Non-perturbative Renormalization for Improved Staggered Bilinears

TL;DR

This paper develops a non-perturbative renormalization method for improved staggered fermion bilinears, introduces covariant lattice bilinears, and compares non-perturbative results with perturbation theory for HYP and asqtad actions.

Contribution

It generalizes non-perturbative renormalization to staggered fermions, introduces covariant bilinears, and provides a detailed comparison with perturbative predictions.

Findings

One-loop perturbation theory describes HYP results well within estimated errors.

Perturbation theory is less accurate for asqtad fermions.

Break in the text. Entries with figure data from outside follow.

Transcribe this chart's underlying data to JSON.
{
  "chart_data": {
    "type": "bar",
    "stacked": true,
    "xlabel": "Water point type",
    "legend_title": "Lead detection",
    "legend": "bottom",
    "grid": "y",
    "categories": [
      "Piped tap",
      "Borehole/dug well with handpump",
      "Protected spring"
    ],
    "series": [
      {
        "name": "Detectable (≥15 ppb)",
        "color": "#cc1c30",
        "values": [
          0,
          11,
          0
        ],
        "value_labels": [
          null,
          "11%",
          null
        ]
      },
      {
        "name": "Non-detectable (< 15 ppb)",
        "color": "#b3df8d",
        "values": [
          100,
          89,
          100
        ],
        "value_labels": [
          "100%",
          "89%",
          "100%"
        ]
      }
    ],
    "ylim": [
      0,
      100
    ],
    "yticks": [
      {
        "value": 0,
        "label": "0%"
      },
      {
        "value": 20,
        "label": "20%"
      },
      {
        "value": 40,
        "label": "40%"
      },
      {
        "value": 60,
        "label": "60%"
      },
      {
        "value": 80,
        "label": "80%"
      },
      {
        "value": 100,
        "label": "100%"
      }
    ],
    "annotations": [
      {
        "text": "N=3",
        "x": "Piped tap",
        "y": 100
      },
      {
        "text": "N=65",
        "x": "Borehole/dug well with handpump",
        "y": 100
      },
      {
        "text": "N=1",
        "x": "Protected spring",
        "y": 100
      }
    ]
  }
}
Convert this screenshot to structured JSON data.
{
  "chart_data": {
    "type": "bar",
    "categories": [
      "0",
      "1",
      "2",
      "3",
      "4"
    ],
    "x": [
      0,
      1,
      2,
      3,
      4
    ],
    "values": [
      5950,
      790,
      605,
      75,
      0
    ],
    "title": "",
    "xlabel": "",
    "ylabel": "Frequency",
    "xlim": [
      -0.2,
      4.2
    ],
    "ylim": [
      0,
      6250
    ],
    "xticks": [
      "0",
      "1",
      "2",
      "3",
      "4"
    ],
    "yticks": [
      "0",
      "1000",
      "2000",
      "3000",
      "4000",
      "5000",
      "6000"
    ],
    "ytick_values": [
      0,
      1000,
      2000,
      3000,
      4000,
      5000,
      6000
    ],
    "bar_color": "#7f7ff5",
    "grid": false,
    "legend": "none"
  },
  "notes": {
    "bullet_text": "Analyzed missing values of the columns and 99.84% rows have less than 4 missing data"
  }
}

Non-perturbative renormalization aligns with lattice symmetries and improves bilinear analysis.

Abstract

We apply non-perturbative renormalization to bilinears composed of improved staggered fermions. We explain how to generalize the method to staggered fermions in a way which is consistent with the lattice symmetries, and introduce a new type of lattice bilinear which transforms covariantly and avoids mixing. We derive the consequences of lattice symmetries for the propagator and vertices. We implement the method numerically for hypercubic-smeared (HYP) and asqtad valence fermion actions, using lattices with asqtad sea quarks generated by the MILC collaboration. We compare the non-perturbative results so obtained to those from perturbation theory, using both scale-independent ratios of bilinears (of which we calculate 26), and the scale-dependent bilinears themselves. Overall, we find that one-loop perturbation theory provides a successful description of the results for HYP-fermions if we allow for a truncation error of roughly the size of the square of the one-loop term (for ratios) or of size O(1) \times \alpha^2 (for the bilinears themselves). Perturbation theory is, however, less successful at describing the non-perturbative asqtad results.